President Donald Trump’s defenders are muddying the waters in the Russia scandal after his former national security advisor, Michael Flynn, pleaded guilty to lying to the FBI about his contacts with Russian officials.
Two of Trump’s confidants (Flynn and Paul Manafort, the former campaign manager) may have lied to investigators; four (also counting Rick Gates and George Papadopoulos) may have been charged with felonies, but at least, the president’s apologists argue, there is no evidence of collusion!
Nothing to hide
David French’s recent column in National Review is a good example. He writes:
Nothing that we’ve seen in any of the plea deals or indictments yet indicates any scheme to collude with Russia to influence the election.
Flynn, argues French, committed no crime when he reached out to Russia during the presidential transition to discuss sanctions and a United Nations Security Council vote. His crime was lying about these communications to the FBI.
This is also Trump’s defense.
After Manafort was arrested and charges with financial crimes, the president tweeted (in all-caps), “There is no collusion!”
He calls Flynn’s guilty plea a “shame” and insists, “There was nothing to hide!”
Then why did Flynn lie?
They didn’t know any better
Another column in National Review argues that, “whatever ‘collusion’ means, there was no actionable, conspiratorial complicity by the Trump campaign in the Kremlin’s machinations.”
This is another by-now familiar defense: Trump’s team didn’t know any better. They were duped.
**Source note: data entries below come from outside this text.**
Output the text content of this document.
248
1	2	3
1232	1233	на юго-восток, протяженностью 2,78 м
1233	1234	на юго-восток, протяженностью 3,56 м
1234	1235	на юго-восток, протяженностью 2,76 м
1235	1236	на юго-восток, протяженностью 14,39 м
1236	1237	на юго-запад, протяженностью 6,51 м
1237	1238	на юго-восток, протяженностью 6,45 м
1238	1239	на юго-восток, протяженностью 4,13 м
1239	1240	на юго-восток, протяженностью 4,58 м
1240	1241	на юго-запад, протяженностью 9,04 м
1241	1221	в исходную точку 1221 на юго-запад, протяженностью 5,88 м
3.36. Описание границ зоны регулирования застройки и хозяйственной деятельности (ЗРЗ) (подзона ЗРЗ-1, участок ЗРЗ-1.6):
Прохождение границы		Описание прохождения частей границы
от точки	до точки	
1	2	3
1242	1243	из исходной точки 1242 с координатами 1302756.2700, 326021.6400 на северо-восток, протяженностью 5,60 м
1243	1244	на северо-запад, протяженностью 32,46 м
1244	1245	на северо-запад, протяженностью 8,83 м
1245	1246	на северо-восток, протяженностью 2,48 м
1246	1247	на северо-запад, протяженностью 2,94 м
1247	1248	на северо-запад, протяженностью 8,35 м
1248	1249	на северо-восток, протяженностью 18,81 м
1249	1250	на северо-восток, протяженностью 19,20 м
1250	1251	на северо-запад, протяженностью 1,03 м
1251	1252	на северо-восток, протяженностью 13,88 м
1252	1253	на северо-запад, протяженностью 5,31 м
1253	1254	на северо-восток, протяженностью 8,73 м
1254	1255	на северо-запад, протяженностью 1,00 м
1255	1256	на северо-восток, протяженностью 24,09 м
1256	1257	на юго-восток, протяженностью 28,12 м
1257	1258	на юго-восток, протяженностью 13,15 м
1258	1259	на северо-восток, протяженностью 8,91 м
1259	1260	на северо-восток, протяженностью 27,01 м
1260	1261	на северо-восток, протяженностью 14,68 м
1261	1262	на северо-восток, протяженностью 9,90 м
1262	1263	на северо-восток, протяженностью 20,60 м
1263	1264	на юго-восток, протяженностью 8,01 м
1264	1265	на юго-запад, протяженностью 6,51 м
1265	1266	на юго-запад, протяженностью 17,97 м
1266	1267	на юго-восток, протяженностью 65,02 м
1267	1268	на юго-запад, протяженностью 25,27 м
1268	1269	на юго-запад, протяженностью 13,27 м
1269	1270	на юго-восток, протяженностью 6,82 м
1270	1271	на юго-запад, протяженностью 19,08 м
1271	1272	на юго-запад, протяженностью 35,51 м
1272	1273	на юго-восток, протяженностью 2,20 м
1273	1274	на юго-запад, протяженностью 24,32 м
I can believe that about political neophytes like Jared Kushner and Donald Trump Jr. But Flynn, the former head of the Defense Intelligence Agency? Manafort, a man with decades of experience in politics, including in the former Soviet Union? They didn’t realize what the Russians were trying to do?
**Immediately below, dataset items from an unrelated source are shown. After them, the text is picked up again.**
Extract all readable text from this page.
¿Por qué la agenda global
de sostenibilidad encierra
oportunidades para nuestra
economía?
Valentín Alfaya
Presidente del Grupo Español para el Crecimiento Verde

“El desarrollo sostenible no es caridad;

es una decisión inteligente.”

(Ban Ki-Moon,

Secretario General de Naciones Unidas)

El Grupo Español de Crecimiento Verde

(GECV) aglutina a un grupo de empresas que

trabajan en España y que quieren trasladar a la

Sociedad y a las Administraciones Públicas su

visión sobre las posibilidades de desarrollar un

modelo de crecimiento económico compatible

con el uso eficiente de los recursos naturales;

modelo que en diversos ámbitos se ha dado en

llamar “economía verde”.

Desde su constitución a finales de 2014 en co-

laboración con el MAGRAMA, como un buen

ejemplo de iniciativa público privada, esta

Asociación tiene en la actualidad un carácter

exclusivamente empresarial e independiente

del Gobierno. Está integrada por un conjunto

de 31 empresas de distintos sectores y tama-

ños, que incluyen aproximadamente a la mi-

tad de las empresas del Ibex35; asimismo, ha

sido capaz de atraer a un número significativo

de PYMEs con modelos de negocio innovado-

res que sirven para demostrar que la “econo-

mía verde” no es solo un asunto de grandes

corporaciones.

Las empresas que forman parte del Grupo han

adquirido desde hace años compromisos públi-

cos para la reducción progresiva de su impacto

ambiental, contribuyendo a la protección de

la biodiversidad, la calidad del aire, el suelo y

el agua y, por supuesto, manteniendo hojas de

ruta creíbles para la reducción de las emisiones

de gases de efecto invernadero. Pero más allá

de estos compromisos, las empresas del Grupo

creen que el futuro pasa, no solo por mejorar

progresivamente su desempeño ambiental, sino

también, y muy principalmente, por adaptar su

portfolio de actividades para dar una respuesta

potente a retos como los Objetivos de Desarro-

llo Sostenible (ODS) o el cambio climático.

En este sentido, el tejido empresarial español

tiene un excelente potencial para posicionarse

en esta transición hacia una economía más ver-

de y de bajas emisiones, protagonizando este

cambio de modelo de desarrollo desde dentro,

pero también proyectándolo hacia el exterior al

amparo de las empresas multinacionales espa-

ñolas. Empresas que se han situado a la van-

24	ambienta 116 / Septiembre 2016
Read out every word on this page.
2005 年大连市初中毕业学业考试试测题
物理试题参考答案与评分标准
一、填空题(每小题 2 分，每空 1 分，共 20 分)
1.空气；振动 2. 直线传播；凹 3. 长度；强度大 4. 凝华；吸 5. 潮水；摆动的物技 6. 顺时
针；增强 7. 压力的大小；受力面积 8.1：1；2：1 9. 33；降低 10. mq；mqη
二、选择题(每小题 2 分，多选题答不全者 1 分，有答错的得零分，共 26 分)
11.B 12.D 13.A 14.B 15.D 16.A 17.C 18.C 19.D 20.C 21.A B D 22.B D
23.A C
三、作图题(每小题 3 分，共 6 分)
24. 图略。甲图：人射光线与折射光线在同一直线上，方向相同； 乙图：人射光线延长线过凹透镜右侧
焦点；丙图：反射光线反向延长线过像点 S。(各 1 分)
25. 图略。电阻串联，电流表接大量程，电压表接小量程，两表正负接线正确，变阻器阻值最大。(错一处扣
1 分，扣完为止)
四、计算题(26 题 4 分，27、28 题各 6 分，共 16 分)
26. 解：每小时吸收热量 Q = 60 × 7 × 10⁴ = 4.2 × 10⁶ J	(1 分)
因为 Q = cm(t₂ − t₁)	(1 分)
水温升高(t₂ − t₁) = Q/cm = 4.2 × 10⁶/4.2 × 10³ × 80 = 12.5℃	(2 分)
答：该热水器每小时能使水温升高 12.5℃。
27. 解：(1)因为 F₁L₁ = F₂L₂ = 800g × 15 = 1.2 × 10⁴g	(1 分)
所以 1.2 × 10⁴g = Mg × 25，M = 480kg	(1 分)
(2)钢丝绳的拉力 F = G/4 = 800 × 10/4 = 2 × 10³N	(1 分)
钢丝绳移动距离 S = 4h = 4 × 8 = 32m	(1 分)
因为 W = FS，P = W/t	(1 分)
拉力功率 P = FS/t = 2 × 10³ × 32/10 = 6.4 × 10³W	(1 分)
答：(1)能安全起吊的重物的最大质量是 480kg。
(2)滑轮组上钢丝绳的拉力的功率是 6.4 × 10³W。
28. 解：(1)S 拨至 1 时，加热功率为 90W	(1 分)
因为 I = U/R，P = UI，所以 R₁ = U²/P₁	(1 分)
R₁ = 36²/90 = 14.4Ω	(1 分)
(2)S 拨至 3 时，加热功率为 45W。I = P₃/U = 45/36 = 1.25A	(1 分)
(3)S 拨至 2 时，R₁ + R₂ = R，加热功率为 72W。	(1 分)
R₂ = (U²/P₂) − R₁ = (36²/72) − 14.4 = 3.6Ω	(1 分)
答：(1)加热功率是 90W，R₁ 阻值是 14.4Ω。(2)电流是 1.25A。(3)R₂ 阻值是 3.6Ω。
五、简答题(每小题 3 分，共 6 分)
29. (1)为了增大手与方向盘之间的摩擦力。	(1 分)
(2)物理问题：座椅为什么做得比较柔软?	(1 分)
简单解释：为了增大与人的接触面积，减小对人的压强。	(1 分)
Whatever they knew, it is illegal for political campaigns to receive, much less solicit, foreign support.
Collusion may be hard to prove and Trump’s lawyers argue there is no specific law against it.
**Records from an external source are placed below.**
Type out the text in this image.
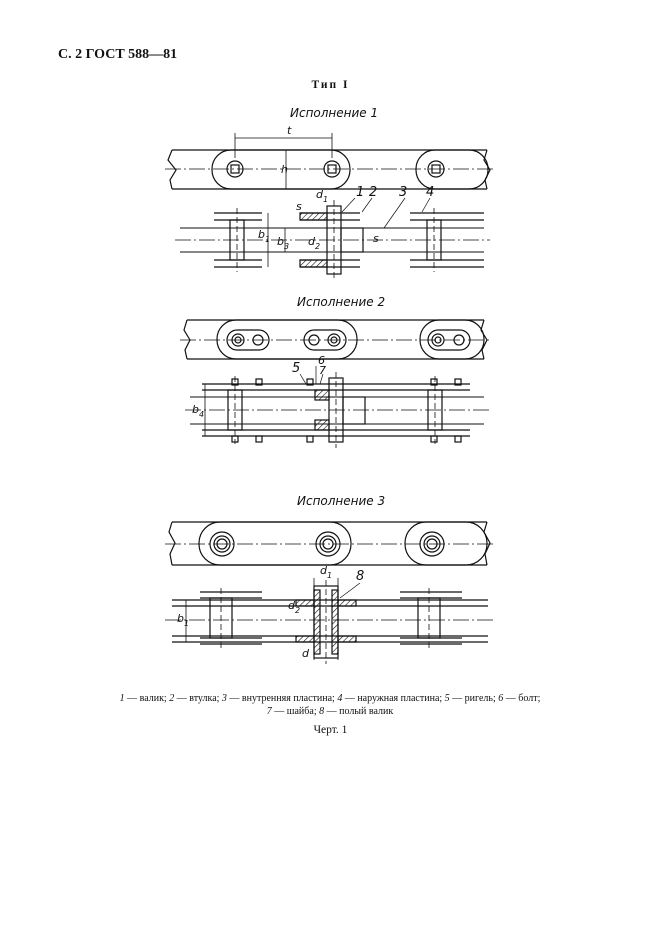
С. 2 ГОСТ 588—81
Тип I
Исполнение 1
Исполнение 2
Исполнение 3
t
h
d 1
s
s
b 1 b 3 d 2
1 2 3 4
b 4
5
6
7
d 1 8
d 2
b 1
d
1 — валик; 2 — втулка; 3 — внутренняя пластина; 4 — наружная пластина; 5 — ригель; 6 — болт;
7 — шайба; 8 — полый валик
Черт. 1
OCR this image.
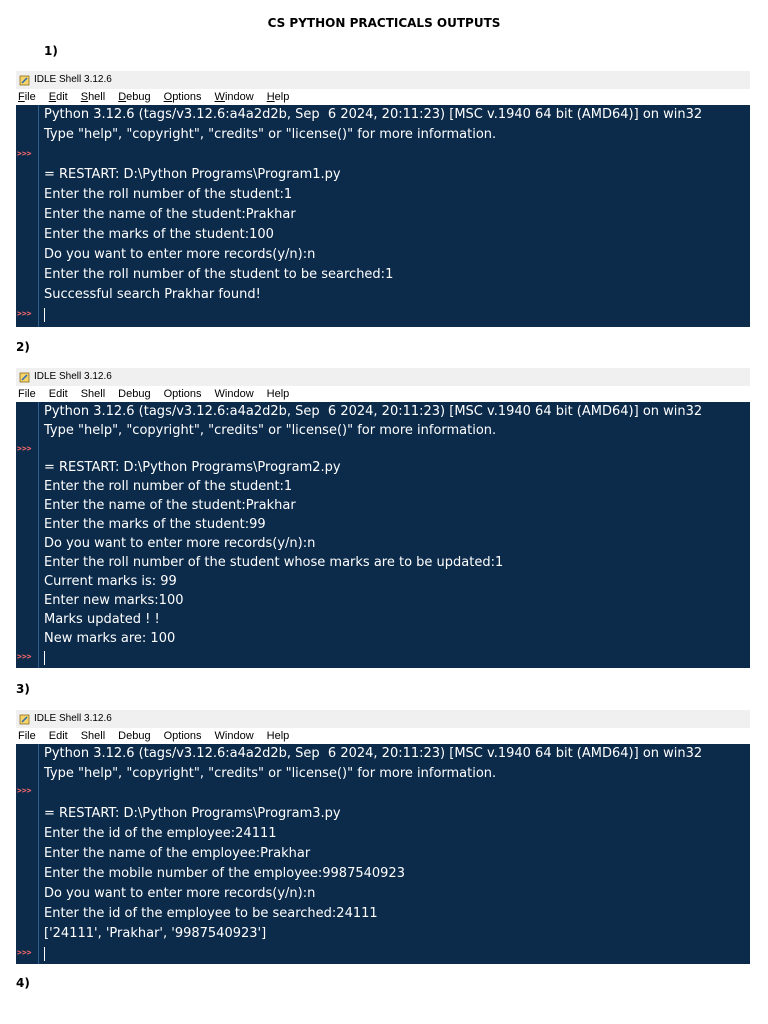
CS PYTHON PRACTICALS OUTPUTS
1)
IDLE Shell 3.12.6
File Edit Shell Debug Options Window Help
>>>
>>>
Python 3.12.6 (tags/v3.12.6:a4a2d2b, Sep  6 2024, 20:11:23) [MSC v.1940 64 bit (AMD64)] on win32
Type "help", "copyright", "credits" or "license()" for more information.
= RESTART: D:\Python Programs\Program1.py
Enter the roll number of the student:1
Enter the name of the student:Prakhar
Enter the marks of the student:100
Do you want to enter more records(y/n):n
Enter the roll number of the student to be searched:1
Successful search Prakhar found!
2)
IDLE Shell 3.12.6
File Edit Shell Debug Options Window Help
>>>
>>>
Python 3.12.6 (tags/v3.12.6:a4a2d2b, Sep  6 2024, 20:11:23) [MSC v.1940 64 bit (AMD64)] on win32
Type "help", "copyright", "credits" or "license()" for more information.
= RESTART: D:\Python Programs\Program2.py
Enter the roll number of the student:1
Enter the name of the student:Prakhar
Enter the marks of the student:99
Do you want to enter more records(y/n):n
Enter the roll number of the student whose marks are to be updated:1
Current marks is: 99
Enter new marks:100
Marks updated ! !
New marks are: 100
3)
IDLE Shell 3.12.6
File Edit Shell Debug Options Window Help
>>>
>>>
Python 3.12.6 (tags/v3.12.6:a4a2d2b, Sep  6 2024, 20:11:23) [MSC v.1940 64 bit (AMD64)] on win32
Type "help", "copyright", "credits" or "license()" for more information.
= RESTART: D:\Python Programs\Program3.py
Enter the id of the employee:24111
Enter the name of the employee:Prakhar
Enter the mobile number of the employee:9987540923
Do you want to enter more records(y/n):n
Enter the id of the employee to be searched:24111
['24111', 'Prakhar', '9987540923']
4)
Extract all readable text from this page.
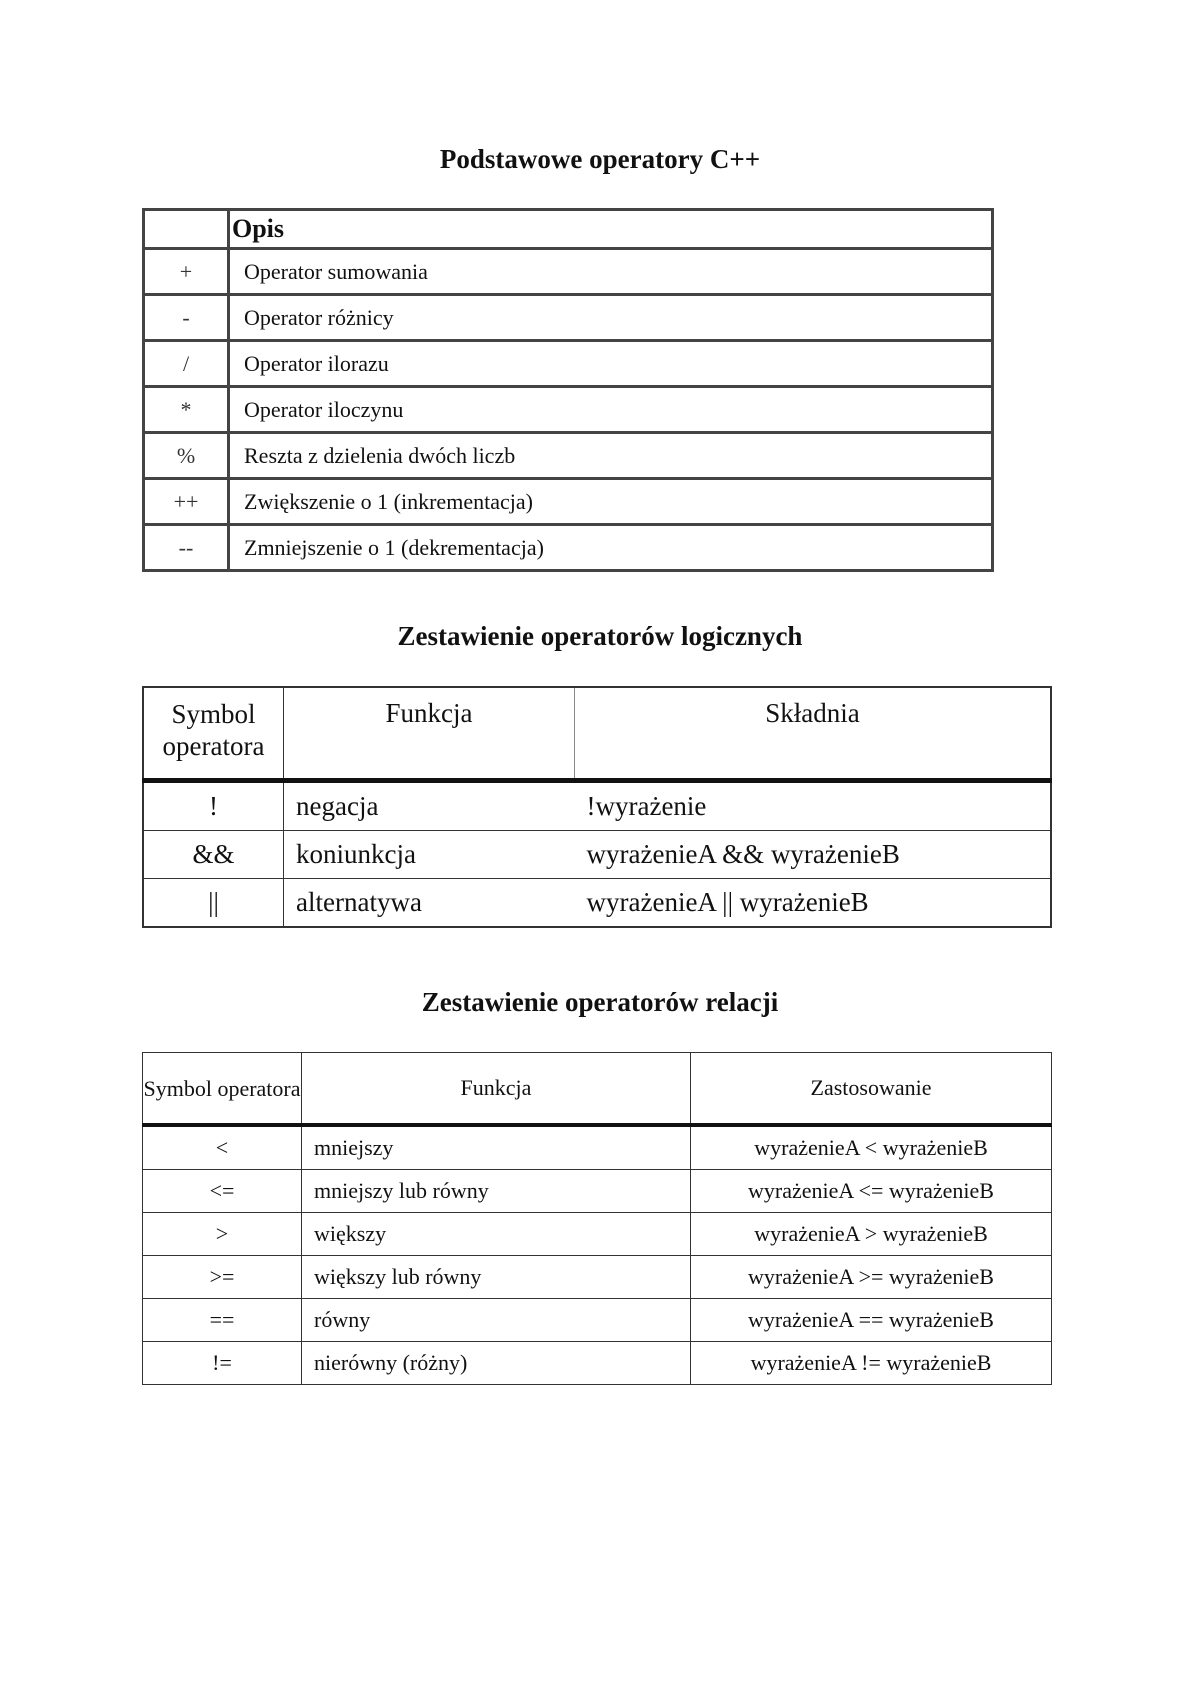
Podstawowe operatory C++
	Opis
+	Operator sumowania
-	Operator różnicy
/	Operator ilorazu
*	Operator iloczynu
%	Reszta z dzielenia dwóch liczb
++	Zwiększenie o 1 (inkrementacja)
--	Zmniejszenie o 1 (dekrementacja)
Zestawienie operatorów logicznych
Symbol operatora	Funkcja	Składnia
!	negacja	!wyrażenie
&&	koniunkcja	wyrażenieA && wyrażenieB
||	alternatywa	wyrażenieA || wyrażenieB
Zestawienie operatorów relacji
Symbol operatora	Funkcja	Zastosowanie
<	mniejszy	wyrażenieA < wyrażenieB
<=	mniejszy lub równy	wyrażenieA <= wyrażenieB
>	większy	wyrażenieA > wyrażenieB
>=	większy lub równy	wyrażenieA >= wyrażenieB
==	równy	wyrażenieA == wyrażenieB
!=	nierówny (różny)	wyrażenieA != wyrażenieB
But if Trump’s campaign accepted Russian help (and we know Trump Jr. was at least willing to accept it in the form of damaging information about Hillary Clinton) that would be a crime — and a scandal.
Mueller’s job is not to prove collusion per se. It is to investigate Russian interference in the 2016 election generally and links and/or coordination between Russia and the Trump campaign in particular.
By demanding he prove collusion, Trump’s apologists are creating a context in which they’ll be able to vindicate the president if Mueller “only” establishes links and coordination between Russia and the campaign.
And he is almost certain to prove that much. We already know of plenty of links from the press (CNN has a good overview) and at least one attempt at coordination (with WikiLeaks being used as an intermediary).
Obstruction of justice
We haven’t even got to another possible crime yet: obstruction of justice.
Here the president himself may be implicated.
We know he fired FBI director James Comey for refusing to drop the investigation into Flynn. He admitted as much to NBC News.
We also know he asked Dan Coats, the director of national intelligence, and Admiral Michael Rogers, the head of the National Security Agency, to publicly deny Russia had conspired with his campaign. The spy chiefs refused.
In both cases Trump was clearly trying to influence the investigation.
Then there are the many lies Trump and his people told.
Aside from Flynn, Kushner, Manafort and Trump Jr., who all publicly denied Russian contacts before admitting to them, Jeff Sessions, the attorney general, hid several meetings with the Russian ambassador from the United States Senate.
Again — if there’s nothing here, why the lies?